La claque, c'est la direction artistique racée qui nous l'envoie en pleine face : l'univers est d'une extravagance rare, arborant des couleurs flashy très cyberpunk rappelant clairement Afro Samurai. Ses personnages au design léché signé Takashi Okazaki envoient une image forte, un peu dérangée. On est tout de suite happé par l'ambiance d'autant plus que dès les premières notes de la bande-son on prend l'avion. Surfant sur un style electro fantasmagorique un peu à la Giorgio Moroder elle offre une expérience auditive puissante et indéfinissable tant elle est surprenante. On peut citer entre autres Lorn ou encore Waveshaper derrière ces notes endiablées. Pour peu, on lâcherait presque la manette pour danser... Quoi qu'il en soit elle colle si parfaitement à l'univers qu'elle semble être née des paysages que vous allez visiter.
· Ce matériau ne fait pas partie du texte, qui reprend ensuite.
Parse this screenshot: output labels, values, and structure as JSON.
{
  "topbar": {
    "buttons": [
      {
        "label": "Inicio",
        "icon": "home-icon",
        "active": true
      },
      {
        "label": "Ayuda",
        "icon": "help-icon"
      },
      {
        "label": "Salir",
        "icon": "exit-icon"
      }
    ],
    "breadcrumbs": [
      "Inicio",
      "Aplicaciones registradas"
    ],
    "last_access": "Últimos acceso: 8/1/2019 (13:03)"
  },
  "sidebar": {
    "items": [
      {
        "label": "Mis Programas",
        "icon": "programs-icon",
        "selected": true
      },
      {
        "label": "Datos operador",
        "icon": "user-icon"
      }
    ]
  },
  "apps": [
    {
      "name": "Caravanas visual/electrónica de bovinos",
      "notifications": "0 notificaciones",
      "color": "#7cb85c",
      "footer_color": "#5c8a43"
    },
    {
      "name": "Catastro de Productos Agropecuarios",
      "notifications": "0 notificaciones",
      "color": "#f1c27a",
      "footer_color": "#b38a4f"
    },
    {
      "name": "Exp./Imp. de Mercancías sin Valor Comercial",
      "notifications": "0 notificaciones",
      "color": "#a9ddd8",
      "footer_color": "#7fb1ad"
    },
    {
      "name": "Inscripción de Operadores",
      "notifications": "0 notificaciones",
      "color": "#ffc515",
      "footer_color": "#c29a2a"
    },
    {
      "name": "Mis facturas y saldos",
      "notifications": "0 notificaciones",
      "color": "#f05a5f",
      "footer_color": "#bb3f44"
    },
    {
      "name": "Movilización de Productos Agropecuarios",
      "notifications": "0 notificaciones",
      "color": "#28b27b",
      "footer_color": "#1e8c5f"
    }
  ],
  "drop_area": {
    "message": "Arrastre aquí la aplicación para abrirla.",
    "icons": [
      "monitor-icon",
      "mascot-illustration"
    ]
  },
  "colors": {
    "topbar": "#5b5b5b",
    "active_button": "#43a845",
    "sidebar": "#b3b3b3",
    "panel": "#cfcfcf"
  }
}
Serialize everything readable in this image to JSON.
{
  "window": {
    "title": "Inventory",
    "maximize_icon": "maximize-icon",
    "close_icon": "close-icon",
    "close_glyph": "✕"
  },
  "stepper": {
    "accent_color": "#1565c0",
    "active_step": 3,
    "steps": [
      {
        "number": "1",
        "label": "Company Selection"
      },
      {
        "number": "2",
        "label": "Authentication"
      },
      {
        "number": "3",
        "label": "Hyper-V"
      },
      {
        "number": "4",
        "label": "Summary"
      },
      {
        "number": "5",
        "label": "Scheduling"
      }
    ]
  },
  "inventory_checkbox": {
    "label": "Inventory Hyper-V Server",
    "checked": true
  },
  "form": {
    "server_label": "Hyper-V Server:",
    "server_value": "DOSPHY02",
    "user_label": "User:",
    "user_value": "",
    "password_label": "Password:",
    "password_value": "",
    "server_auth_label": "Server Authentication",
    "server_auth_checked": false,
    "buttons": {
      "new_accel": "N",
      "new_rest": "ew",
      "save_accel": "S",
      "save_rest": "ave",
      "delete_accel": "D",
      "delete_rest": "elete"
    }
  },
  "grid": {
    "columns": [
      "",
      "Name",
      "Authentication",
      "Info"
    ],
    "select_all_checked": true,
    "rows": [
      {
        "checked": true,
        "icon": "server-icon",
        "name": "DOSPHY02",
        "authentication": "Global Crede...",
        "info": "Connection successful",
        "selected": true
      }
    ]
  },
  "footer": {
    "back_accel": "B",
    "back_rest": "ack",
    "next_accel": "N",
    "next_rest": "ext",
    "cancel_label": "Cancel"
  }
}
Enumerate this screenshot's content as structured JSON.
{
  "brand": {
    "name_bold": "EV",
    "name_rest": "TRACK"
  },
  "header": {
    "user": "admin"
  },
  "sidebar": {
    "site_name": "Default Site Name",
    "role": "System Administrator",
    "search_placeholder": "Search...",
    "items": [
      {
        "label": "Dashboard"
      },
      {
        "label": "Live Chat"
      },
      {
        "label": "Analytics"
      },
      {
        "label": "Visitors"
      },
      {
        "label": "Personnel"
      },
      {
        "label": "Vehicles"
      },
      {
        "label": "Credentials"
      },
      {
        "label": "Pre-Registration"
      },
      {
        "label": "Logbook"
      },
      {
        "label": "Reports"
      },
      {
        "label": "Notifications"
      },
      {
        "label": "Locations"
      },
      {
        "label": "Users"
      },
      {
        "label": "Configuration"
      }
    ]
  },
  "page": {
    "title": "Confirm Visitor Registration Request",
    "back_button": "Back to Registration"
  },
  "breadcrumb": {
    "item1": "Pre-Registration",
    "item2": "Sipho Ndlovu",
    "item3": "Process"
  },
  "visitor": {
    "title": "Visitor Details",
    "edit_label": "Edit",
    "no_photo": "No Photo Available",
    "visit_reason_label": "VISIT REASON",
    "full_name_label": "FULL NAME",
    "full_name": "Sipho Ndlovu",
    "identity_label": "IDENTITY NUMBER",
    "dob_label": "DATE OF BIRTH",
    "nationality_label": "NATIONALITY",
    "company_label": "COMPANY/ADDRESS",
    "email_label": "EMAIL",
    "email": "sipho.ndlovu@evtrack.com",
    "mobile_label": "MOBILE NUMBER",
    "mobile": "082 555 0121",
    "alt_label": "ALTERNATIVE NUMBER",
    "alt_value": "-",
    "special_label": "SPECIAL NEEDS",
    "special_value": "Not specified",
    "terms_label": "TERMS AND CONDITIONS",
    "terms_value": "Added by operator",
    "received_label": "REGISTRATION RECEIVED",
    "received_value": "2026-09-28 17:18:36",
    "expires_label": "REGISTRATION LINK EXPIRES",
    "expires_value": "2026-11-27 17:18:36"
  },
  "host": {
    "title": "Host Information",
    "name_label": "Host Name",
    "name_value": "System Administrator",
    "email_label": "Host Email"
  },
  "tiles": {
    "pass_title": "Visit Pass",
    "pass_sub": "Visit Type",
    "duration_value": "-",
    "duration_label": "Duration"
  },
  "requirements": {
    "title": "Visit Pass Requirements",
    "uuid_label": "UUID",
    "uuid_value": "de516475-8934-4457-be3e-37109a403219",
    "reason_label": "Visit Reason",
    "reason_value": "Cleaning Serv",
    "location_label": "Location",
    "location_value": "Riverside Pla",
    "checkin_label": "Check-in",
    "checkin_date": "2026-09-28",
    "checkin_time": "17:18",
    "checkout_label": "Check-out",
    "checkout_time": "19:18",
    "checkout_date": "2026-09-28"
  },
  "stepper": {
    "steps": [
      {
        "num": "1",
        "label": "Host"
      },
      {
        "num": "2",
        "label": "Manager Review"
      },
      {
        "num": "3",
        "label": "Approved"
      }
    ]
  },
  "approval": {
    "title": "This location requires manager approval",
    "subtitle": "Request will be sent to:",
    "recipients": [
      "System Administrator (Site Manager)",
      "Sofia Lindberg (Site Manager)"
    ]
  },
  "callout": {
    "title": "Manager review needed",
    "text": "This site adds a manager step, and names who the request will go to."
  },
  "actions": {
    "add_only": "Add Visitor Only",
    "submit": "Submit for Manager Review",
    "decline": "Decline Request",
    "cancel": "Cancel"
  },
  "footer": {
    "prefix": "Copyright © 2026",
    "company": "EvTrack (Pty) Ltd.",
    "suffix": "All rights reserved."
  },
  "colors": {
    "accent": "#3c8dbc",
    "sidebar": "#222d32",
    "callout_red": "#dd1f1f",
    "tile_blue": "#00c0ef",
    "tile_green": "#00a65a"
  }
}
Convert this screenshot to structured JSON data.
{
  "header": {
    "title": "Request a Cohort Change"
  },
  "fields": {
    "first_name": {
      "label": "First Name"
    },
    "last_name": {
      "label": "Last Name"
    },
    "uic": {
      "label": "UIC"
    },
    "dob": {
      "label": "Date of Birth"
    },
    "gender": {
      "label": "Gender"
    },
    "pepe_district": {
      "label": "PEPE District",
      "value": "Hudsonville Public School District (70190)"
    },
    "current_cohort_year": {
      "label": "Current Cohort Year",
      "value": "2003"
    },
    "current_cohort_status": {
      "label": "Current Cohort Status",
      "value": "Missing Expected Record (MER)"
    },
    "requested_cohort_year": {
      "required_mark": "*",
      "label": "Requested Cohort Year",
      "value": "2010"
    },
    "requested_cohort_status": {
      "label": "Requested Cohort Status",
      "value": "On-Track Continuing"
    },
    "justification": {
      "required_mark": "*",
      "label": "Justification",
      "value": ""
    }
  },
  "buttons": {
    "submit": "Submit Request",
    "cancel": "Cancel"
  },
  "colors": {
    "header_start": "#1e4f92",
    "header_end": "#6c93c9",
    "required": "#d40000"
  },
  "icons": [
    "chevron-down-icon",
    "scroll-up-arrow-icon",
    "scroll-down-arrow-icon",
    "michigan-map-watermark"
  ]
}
Une plage abandonnée, une désert où les ruines d'une civilisation inconnue gisent ça et là baignant dans une lumière diffuse, une grotte souterraine où la solitude pèse sur chaque particule d'oxygène, une prison futuriste, un rocher semblant flotter dans un ciel torturé, un jardin d'éden... Tous ces endroits aux couleurs vives et à l'esthétique subtile seront autant de théâtres abritant votre aventure aux accents oniriques.

Furi est un Die and Retry dans la plus pure des traditions mélangeant très violemment le beat'em all et le shoot'm up mais il laisse aussi la place au rêve, la contemplation, le voyage... Marchant lentement d'arène en arène vous traverserez les environnements cités plus haut tout en écoutant votre curieux compagnon masqué vous raconter son passé torturé et vous parler du prochain antagoniste, vous ventant ses mérites, attisant ainsi votre crainte... Oui, sans vous en rendre compte, ce beau parleur arrivera à vous foutre le doute, vous faire craindre la suite. Il a le verbe fin, la tournure poétique, la voix grave, et vous vous demanderez à de nombreuses reprises si vous pouvez vraiment lui faire confiance...

Entre nervosité et introspection

Ces moments de flottement, que vous pouvez jouer en marche automatique si vous souhaitez faire souffler vos mains trop sollicitées, permettent de s'immerger totalement et surtout, ils installent une atmosphère douce et étrange grâce au monologue singulier de notre ami (notre personnage principal ne soufflera pas un mot quant à lui). Ce curieux compagnon et plus globalement ces phases de jeu vous feront sans doute penser à certains séquences de Metal Gear Solid de même que les ennemis que vous rencontrerez. Torturés, violents, incernables, le génie tourmenté de Kojima a l'air d'avoir légèrement influencé l'équipe de The Games Bakers. Le scénario tient sur un fil, certes, mais les dialogues et l'aura du titre ont le mérite d'être inspirés.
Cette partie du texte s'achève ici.